[Python-ideas] Delay evaluation of annotations

Sat Sep 24 21:55:09 EDT 2016

I promised not to bother you, but I really can't. So here's what I felt I
have to say. This email is quite long. Please do not feel obliged to read
it. You might find some things you'll want to bash at the end though :)

Short-ish version:

1. Please consider disallowing the use of side effects of any kind in
annotations, in that it is not promised when it will happen, if at all. So
that a change 3 years from now will be somewhat less likely to break
things. Please consider doing this for version 3.6; it is feature-frozen,
but this is not (yet) a feature, and I got the feeling it is hardly
controversial.

I really have no interest in wasting the time of anybody here. If this
request is not something you would ever consider, please ignore the rest of
this email.

2. A refined proposal for future versions of the language: the ASTs of the
annotation-expressions will be bound to __raw_annotations__.
   * This is actually more in line to what PEP-3107 was about ("no assigned
semantics"; except for a single sentence, it is only about expressions. Not
objects).
   * This is helpful even if the expression is evaluated at definition
time, and can help in smoothing the transformation.
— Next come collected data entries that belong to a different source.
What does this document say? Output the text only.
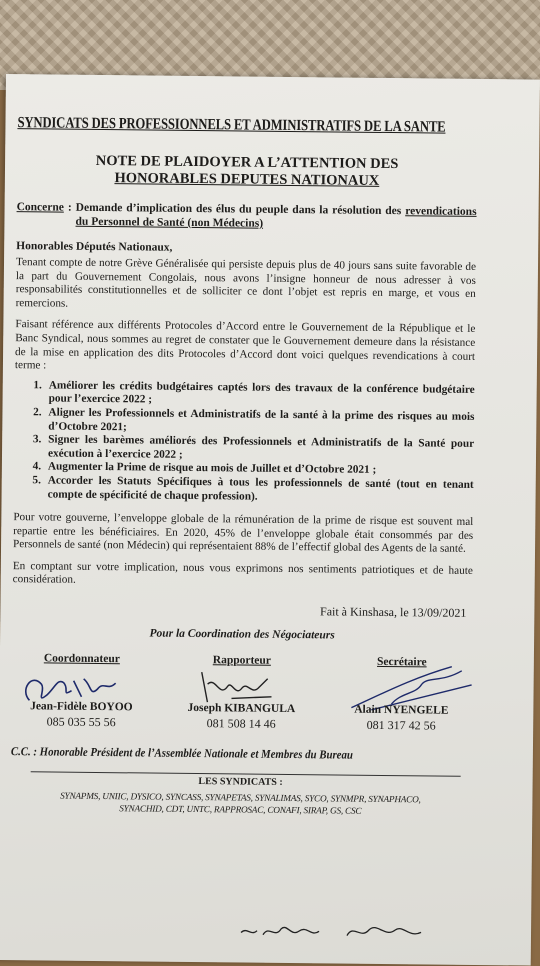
SYNDICATS DES PROFESSIONNELS ET ADMINISTRATIFS DE LA SANTE
NOTE DE PLAIDOYER A L’ATTENTION DES
HONORABLES DEPUTES NATIONAUX
Concerne : Demande d’implication des élus du peuple dans la résolution des revendications du Personnel de Santé (non Médecins)
Honorables Députés Nationaux,
Tenant compte de notre Grève Généralisée qui persiste depuis plus de 40 jours sans suite favorable de la part du Gouvernement Congolais, nous avons l’insigne honneur de nous adresser à vos responsabilités constitutionnelles et de solliciter ce dont l’objet est repris en marge, et vous en remercions.
Faisant référence aux différents Protocoles d’Accord entre le Gouvernement de la République et le Banc Syndical, nous sommes au regret de constater que le Gouvernement demeure dans la résistance de la mise en application des dits Protocoles d’Accord dont voici quelques revendications à court terme :
1. Améliorer les crédits budgétaires captés lors des travaux de la conférence budgétaire pour l’exercice 2022 ;
2. Aligner les Professionnels et Administratifs de la santé à la prime des risques au mois d’Octobre 2021;
3. Signer les barèmes améliorés des Professionnels et Administratifs de la Santé pour exécution à l’exercice 2022 ;
4. Augmenter la Prime de risque au mois de Juillet et d’Octobre 2021 ;
5. Accorder les Statuts Spécifiques à tous les professionnels de santé (tout en tenant compte de spécificité de chaque profession).
Pour votre gouverne, l’enveloppe globale de la rémunération de la prime de risque est souvent mal repartie entre les bénéficiaires. En 2020, 45% de l’enveloppe globale était consommés par des Personnels de santé (non Médecin) qui représentaient 88% de l’effectif global des Agents de la santé.
En comptant sur votre implication, nous vous exprimons nos sentiments patriotiques et de haute considération.
Fait à Kinshasa, le 13/09/2021
Pour la Coordination des Négociateurs
Coordonnateur
Jean-Fidèle BOYOO
085 035 55 56
Rapporteur
Joseph KIBANGULA
081 508 14 46
Secrétaire
Alain NYENGELE
081 317 42 56
C.C. : Honorable Président de l’Assemblée Nationale et Membres du Bureau
LES SYNDICATS :
SYNAPMS, UNIIC, DYSICO, SYNCASS, SYNAPETAS, SYNALIMAS, SYCO, SYNMPR, SYNAPHACO,
SYNACHID, CDT, UNTC, RAPPROSAC, CONAFI, SIRAP, GS, CSC
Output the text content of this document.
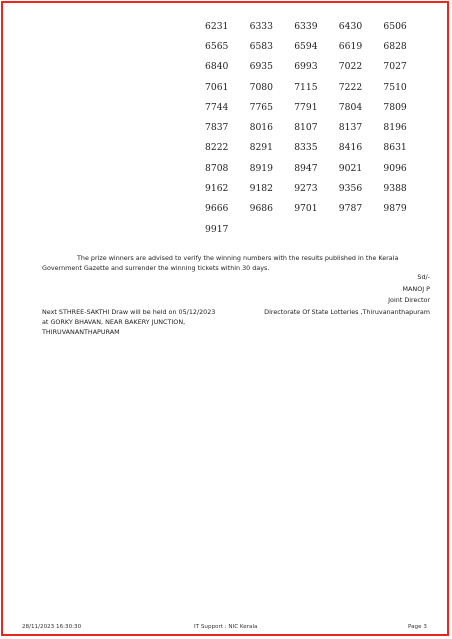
6231	6333	6339	6430	6506
6565	6583	6594	6619	6828
6840	6935	6993	7022	7027
7061	7080	7115	7222	7510
7744	7765	7791	7804	7809
7837	8016	8107	8137	8196
8222	8291	8335	8416	8631
8708	8919	8947	9021	9096
9162	9182	9273	9356	9388
9666	9686	9701	9787	9879
9917
The prize winners are advised to verify the winning numbers with the results published in the Kerala
Government Gazette and surrender the winning tickets within 30 days.
Sd/-
MANOJ P
Joint Director
Directorate Of State Lotteries ,Thiruvananthapuram
Next STHREE-SAKTHI Draw will be held on 05/12/2023
at GORKY BHAVAN, NEAR BAKERY JUNCTION,
THIRUVANANTHAPURAM
28/11/2023 16:30:30	IT Support : NIC Kerala	Page 3
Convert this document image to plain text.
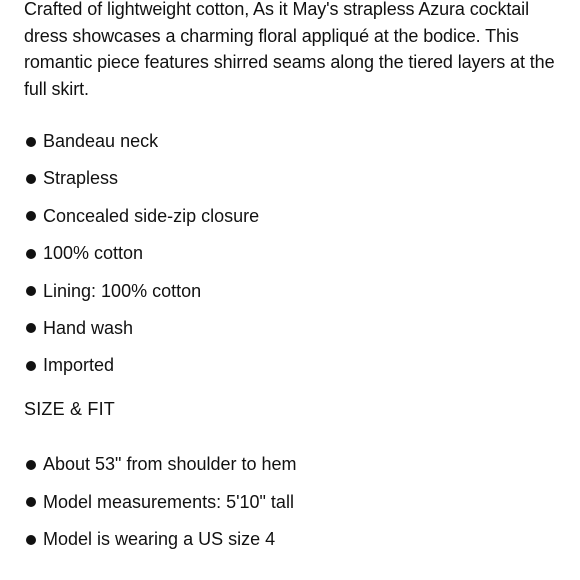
Crafted of lightweight cotton, As it May's strapless Azura cocktail dress showcases a charming floral appliqué at the bodice. This romantic piece features shirred seams along the tiered layers at the full skirt.

Bandeau neck
Strapless
Concealed side-zip closure
100% cotton
Lining: 100% cotton
Hand wash
Imported
SIZE & FIT
About 53" from shoulder to hem
Model measurements: 5'10" tall
Model is wearing a US size 4
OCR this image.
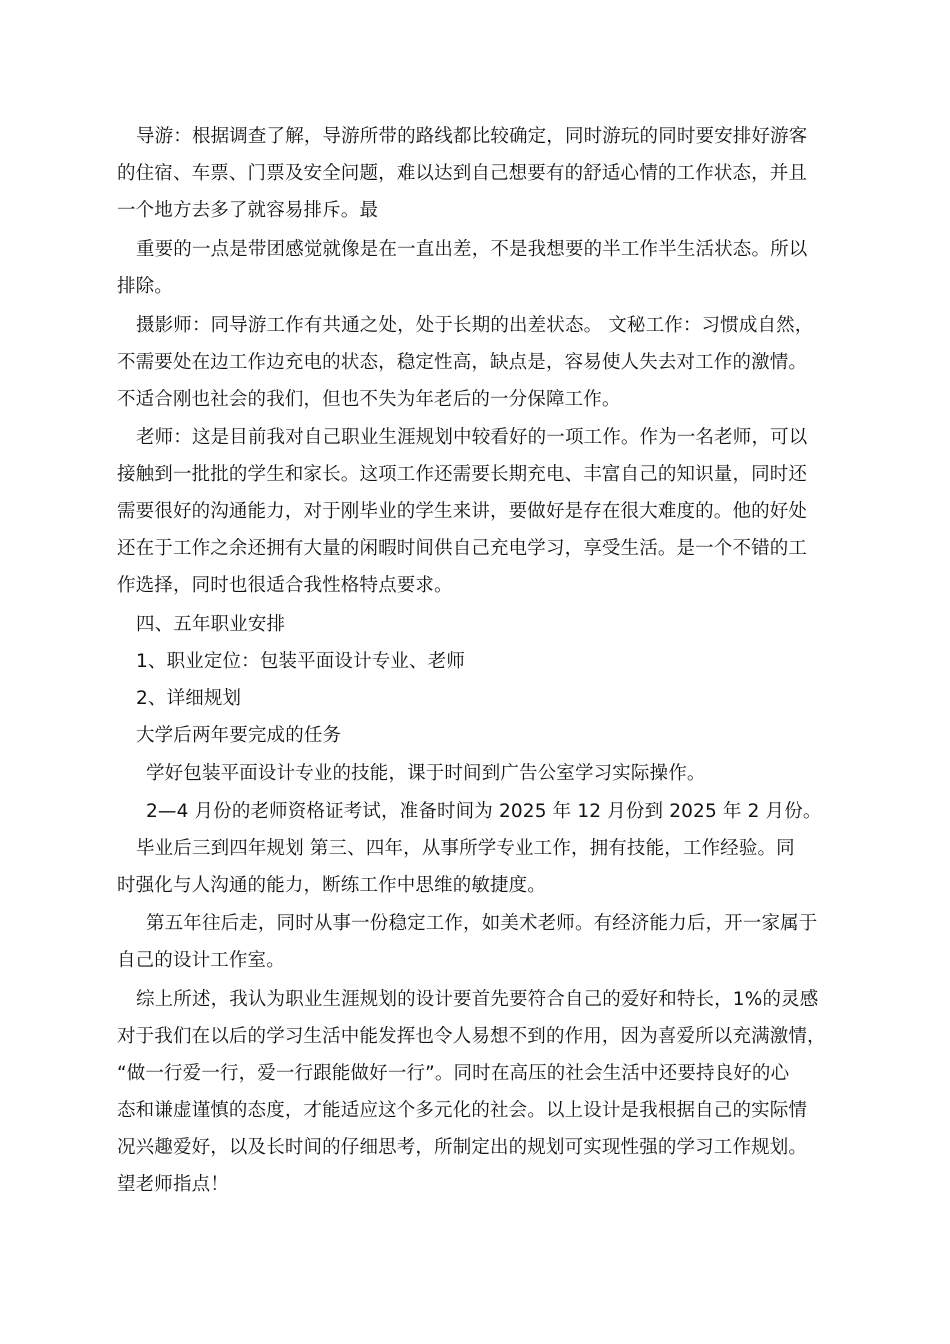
导游：根据调查了解，导游所带的路线都比较确定，同时游玩的同时要安排好游客
的住宿、车票、门票及安全问题，难以达到自己想要有的舒适心情的工作状态，并且
一个地方去多了就容易排斥。最
重要的一点是带团感觉就像是在一直出差，不是我想要的半工作半生活状态。所以
排除。
摄影师：同导游工作有共通之处，处于长期的出差状态。 文秘工作：习惯成自然，
不需要处在边工作边充电的状态，稳定性高，缺点是，容易使人失去对工作的激情。
不适合刚也社会的我们，但也不失为年老后的一分保障工作。
老师：这是目前我对自己职业生涯规划中较看好的一项工作。作为一名老师，可以
接触到一批批的学生和家长。这项工作还需要长期充电、丰富自己的知识量，同时还
需要很好的沟通能力，对于刚毕业的学生来讲，要做好是存在很大难度的。他的好处
还在于工作之余还拥有大量的闲暇时间供自己充电学习，享受生活。是一个不错的工
作选择，同时也很适合我性格特点要求。
四、五年职业安排
1、职业定位：包装平面设计专业、老师
2、详细规划
大学后两年要完成的任务
学好包装平面设计专业的技能，课于时间到广告公室学习实际操作。
2—4 月份的老师资格证考试，准备时间为 2025 年 12 月份到 2025 年 2 月份。
毕业后三到四年规划 第三、四年，从事所学专业工作，拥有技能，工作经验。同
时强化与人沟通的能力，断练工作中思维的敏捷度。
第五年往后走，同时从事一份稳定工作，如美术老师。有经济能力后，开一家属于
自己的设计工作室。
综上所述，我认为职业生涯规划的设计要首先要符合自己的爱好和特长，1%的灵感
对于我们在以后的学习生活中能发挥也令人易想不到的作用，因为喜爱所以充满激情，
“做一行爱一行，爱一行跟能做好一行”。同时在高压的社会生活中还要持良好的心
态和谦虚谨慎的态度，才能适应这个多元化的社会。以上设计是我根据自己的实际情
况兴趣爱好，以及长时间的仔细思考，所制定出的规划可实现性强的学习工作规划。
望老师指点！
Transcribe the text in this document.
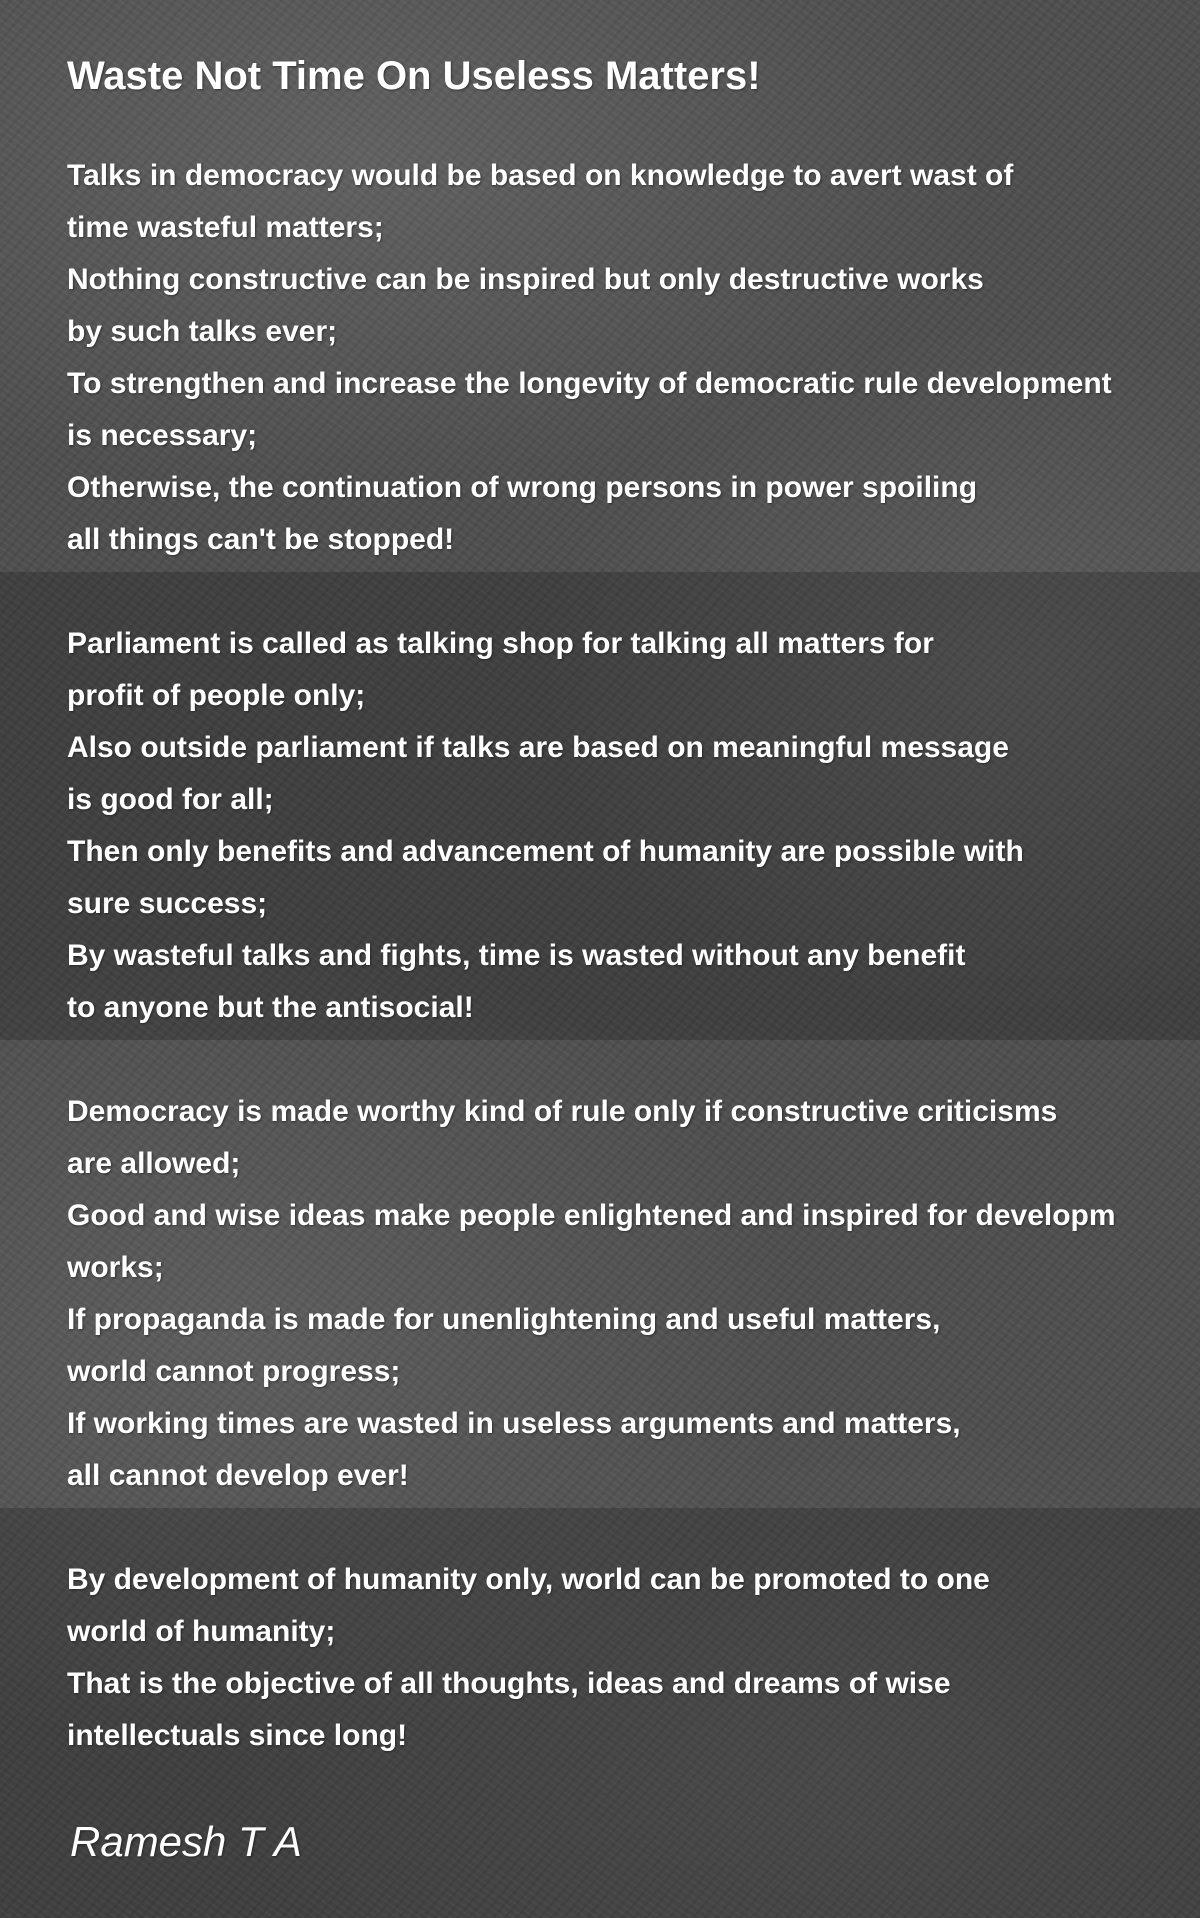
Waste Not Time On Useless Matters!
Talks in democracy would be based on knowledge to avert wast of
time wasteful matters;
Nothing constructive can be inspired but only destructive works
by such talks ever;
To strengthen and increase the longevity of democratic rule development
is necessary;
Otherwise, the continuation of wrong persons in power spoiling
all things can't be stopped!
Parliament is called as talking shop for talking all matters for
profit of people only;
Also outside parliament if talks are based on meaningful message
is good for all;
Then only benefits and advancement of humanity are possible with
sure success;
By wasteful talks and fights, time is wasted without any benefit
to anyone but the antisocial!
Democracy is made worthy kind of rule only if constructive criticisms
are allowed;
Good and wise ideas make people enlightened and inspired for developm
works;
If propaganda is made for unenlightening and useful matters,
world cannot progress;
If working times are wasted in useless arguments and matters,
all cannot develop ever!
By development of humanity only, world can be promoted to one
world of humanity;
That is the objective of all thoughts, ideas and dreams of wise
intellectuals since long!
Ramesh T A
3. The main benefit from my proposal is that contracts (examples,
explanations, assertions, and types) are naturally expressible as (almost)
arbitrary Python expressions, but not if they are evaluated or evaluatable,
at definition time, by the interpreter. Why: because it is really written
in a different language - *always*. This is the real reason behind the
existence, and the current solutions, of the forward reference problem. In
general it is much more flexible than current situation.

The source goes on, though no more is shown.